Soccer: Florida a miserable mix of heat, storms and humidity.

In 2017 while attending a United States Soccer Federation coaches licensing course, one of the FYSA instructors was giving us a lecture on how lucky we all are to play and coach soccer in the state of Florida. He stated: “We’re so lucky that we can hit the field 365 days a year, while in other states it’s too cold to do that 5-6 months a year”.

I said to another coach that was standing next to me that “the instructor can’t be serious” he agreed with me. Knowing well who I am, I didn’t bite my tongue and raised my hand: “Sorry coach, but how do you figure that we can play soccer all year round when it rains and storms every afternoon for at least 100 days a year and the humidity is insane for at least 150?”
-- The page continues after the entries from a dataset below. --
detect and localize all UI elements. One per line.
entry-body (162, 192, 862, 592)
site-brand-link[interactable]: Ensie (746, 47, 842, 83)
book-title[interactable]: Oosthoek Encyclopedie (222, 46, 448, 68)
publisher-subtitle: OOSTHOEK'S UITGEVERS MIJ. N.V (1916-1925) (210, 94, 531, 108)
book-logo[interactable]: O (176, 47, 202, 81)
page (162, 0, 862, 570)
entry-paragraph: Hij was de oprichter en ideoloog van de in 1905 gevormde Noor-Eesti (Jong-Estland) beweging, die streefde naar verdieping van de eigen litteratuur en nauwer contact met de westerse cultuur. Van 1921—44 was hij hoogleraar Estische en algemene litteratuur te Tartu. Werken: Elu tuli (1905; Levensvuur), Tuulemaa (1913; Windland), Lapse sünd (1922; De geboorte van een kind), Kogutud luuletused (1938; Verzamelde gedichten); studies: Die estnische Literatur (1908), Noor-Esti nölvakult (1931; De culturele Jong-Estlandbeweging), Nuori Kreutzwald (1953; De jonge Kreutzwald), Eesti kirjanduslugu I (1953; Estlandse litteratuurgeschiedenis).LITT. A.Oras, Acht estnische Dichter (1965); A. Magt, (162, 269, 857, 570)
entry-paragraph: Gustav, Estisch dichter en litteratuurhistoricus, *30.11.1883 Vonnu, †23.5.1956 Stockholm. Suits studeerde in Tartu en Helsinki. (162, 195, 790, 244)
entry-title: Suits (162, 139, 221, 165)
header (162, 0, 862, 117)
I really wish I never said what I said, as his reaction was pretty negative and he personally put me through a series of testing just to find an excuse to drop me from the course.
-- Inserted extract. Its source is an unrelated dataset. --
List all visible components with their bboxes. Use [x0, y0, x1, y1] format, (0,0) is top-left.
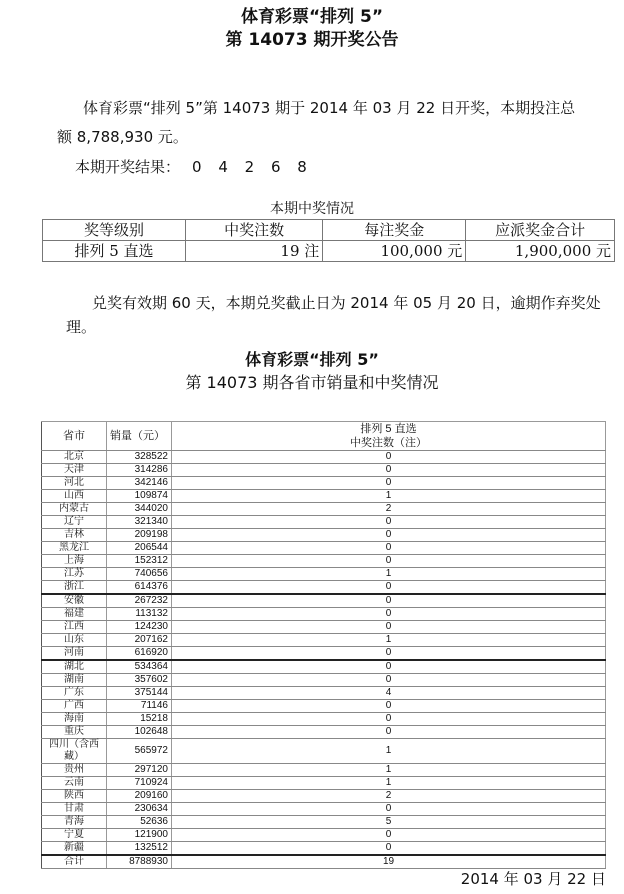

Said that: Who has always lived in Florida, know well that these hot and sticky conditions have already been increasing since the 70’s and in the future, if greenhouse gas emissions continue at the rate they’ve been going, we’re going to see more and more dangerous heat conditions,

So, because we live in Florida, because we play soccer in Florida…
Our students get dehydrated if they do not replace body fluids lost by sweating in the boiling Floridian sun. Being even a little dehydrated can make a player feel bad and play less effectively. Dehydration also puts soccer players at risk for more dangerous heat illnesses.

Signs and Symptoms
◆ Dry mouth
◆ Thirst
◆ Being irritable or cranky
◆ Headache
◆ Seeming bored or disinterested
◆ Dizziness
◆ Cramps
◆ Excessive fatigue
◆ Player not able to run as fast or play as well as usual

◆ Move child to a shaded or air-conditioned area.
◆ Give him or her fluids to drink.

“When can I play again?”
A child may be active again as soon as he or she is symptom-free. However, it’s important to continue to watch the child.

Tips for Mom and Dad
◆ Before your child starts playing a sport, he or she should have a physical examination that includes specific questions about any history of heat illness.
◆ Tell your child’s coach about any history of heat illness.
◆ Make sure your child is properly hydrated before he or she heads out the door to practice or a game. Give your children their own water bottles.
◆ Make sure your child’s coach has your emergency contact numbers.
◆ Check that your child’s league/team has an emergency action plan.

Activity Guidelines
Fluid breaks should be scheduled for all practices and become more frequent as the heat and humidity levels rise.

Add 5°F to the temperature between 10:00 a.m. and 4:00 p.m. from mid-May to mid-September on bright, sunny days.

A coach that can’t follow these basic guidelines deserves to be taken out back and beaten the crap out of. We live in Florida the third hottest state in the nation and by far the most humid. That’s a chemistry in making the above guidelines not an option!